Contra todo relato apocalíptico, Claudia Santanera no propone encerrar a sus criaturas en refugios de protección ante la catástrofe, sino que prefigura sujetos a cielo abierto, caminantes del monte, una sociedad sustentable, minúscula y no destructiva. Insiste ahí, y recupera en el tejido la práctica colectiva como una reflexión sobre el territorio; una suerte de dramaturgia mineral en la que el hogar, es una instancia más de recolección y archivo del polvo, del tiempo y de la luz.
Santanera construye una arquitectura hecha de contornos (el horizonte es un contorno circular) a la vez que sin orillas, que dan cuenta de los cambios y yuxtaposiciones de su inscripción geográfica. Construye cavernas en las que se refleja el mundo y que no se resisten al paso del tiempo, que nunca eluden su destino de ruina y cuya materialidad las devuelve al paisaje rápidamente, en el ciclo vital de la vida singular.
Hace más de una década, mi madre clavó en la pared del patio de su casa, (aquí cerca, a media cuadra de este centro cultural) un pequeño canasto de mimbre para que los pájaros que a veces visitaban la casa lo utilizaran como nido. Nunca fue habitado y aún permanece en el mismo sitio, en suspensión, años después de su muerte.

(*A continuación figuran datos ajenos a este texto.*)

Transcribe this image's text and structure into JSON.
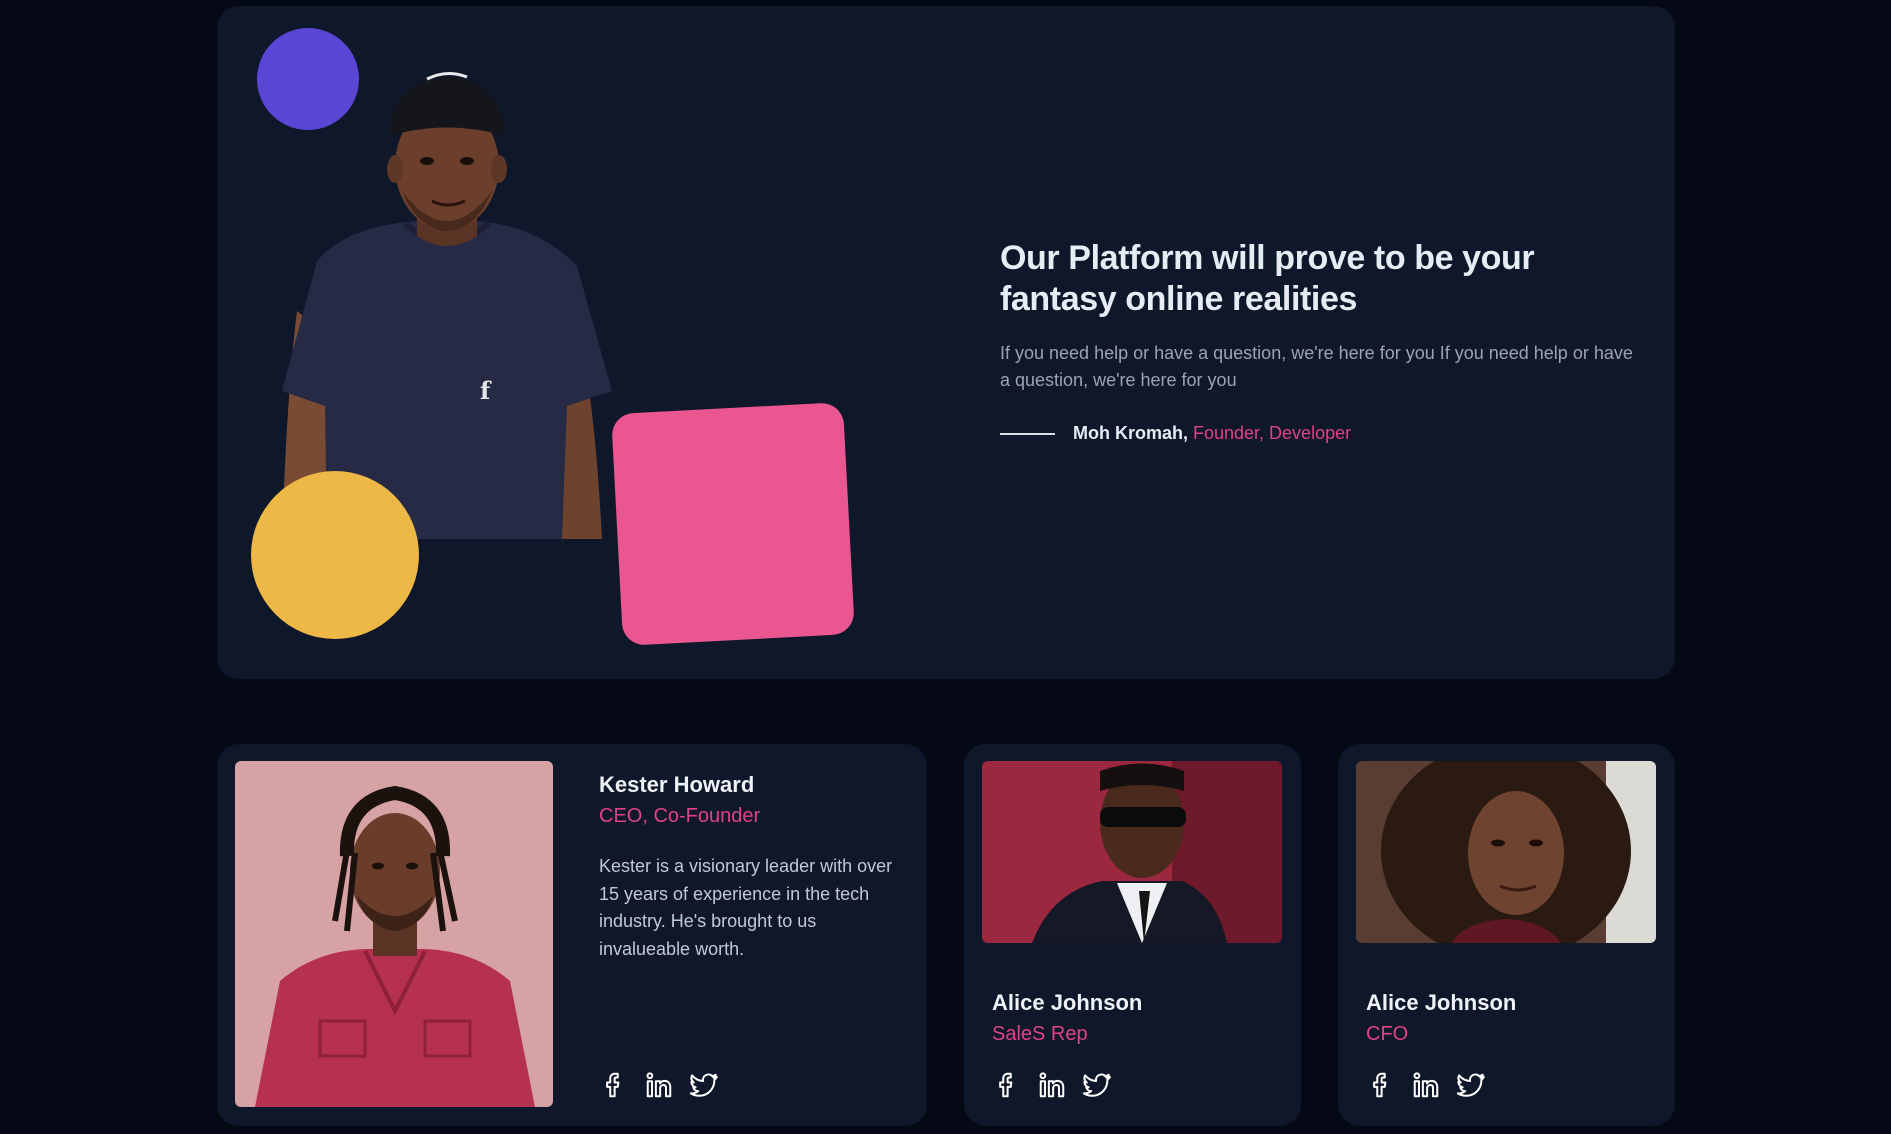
{
  "hero": {
    "title": "Our Platform will prove to be your fantasy online realities",
    "body": "If you need help or have a question, we're here for you If you need help or have a question, we're here for you",
    "author_name": "Moh Kromah,",
    "author_role": "Founder, Developer",
    "shape_colors": {
      "purple": "#5a46d4",
      "yellow": "#edb846",
      "pink": "#ea5690"
    }
  },
  "team": [
    {
      "name": "Kester Howard",
      "role": "CEO, Co-Founder",
      "bio": "Kester is a visionary leader with over 15 years of experience in the tech industry. He's brought to us invalueable worth.",
      "socials": [
        "facebook-icon",
        "linkedin-icon",
        "twitter-icon"
      ]
    },
    {
      "name": "Alice Johnson",
      "role": "SaleS Rep",
      "socials": [
        "facebook-icon",
        "linkedin-icon",
        "twitter-icon"
      ]
    },
    {
      "name": "Alice Johnson",
      "role": "CFO",
      "socials": [
        "facebook-icon",
        "linkedin-icon",
        "twitter-icon"
      ]
    }
  ],
  "colors": {
    "page_bg": "#050915",
    "card_bg": "#0f172a",
    "accent": "#e0428a"
  }
}
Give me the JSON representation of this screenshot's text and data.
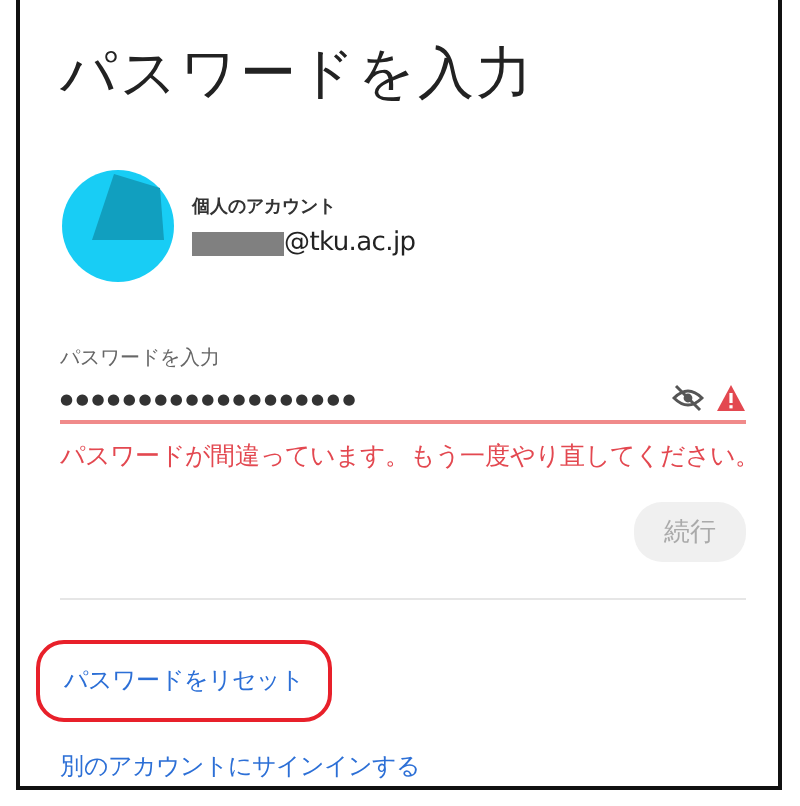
{
  "title": "パスワードを入力",
  "account": {
    "type_label": "個人のアカウント",
    "email": "@tku.ac.jp",
    "email_redacted": true
  },
  "password_field": {
    "label": "パスワードを入力",
    "value": "●●●●●●●●●●●●●●●●●●●",
    "error": true,
    "error_message": "パスワードが間違っています。もう一度やり直してください。"
  },
  "continue_button": {
    "label": "続行",
    "disabled": true
  },
  "links": [
    {
      "label": "パスワードをリセット",
      "highlighted": true
    },
    {
      "label": "別のアカウントにサインインする",
      "highlighted": false
    }
  ]
}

El tiempo afectivo (y el tiempo de la obra), se prolonga y habita esas sedimentaciones -acumulaciones de polvo transformado en resto casi impalpable- de las que brota a trasluz, en estos mapas subterráneos del tiempo común.
Del canasto, al nido, al polvo, y vuelta en todas las direcciones de nuestros vectores que espejan las migraciones, las ausencias y los deseos.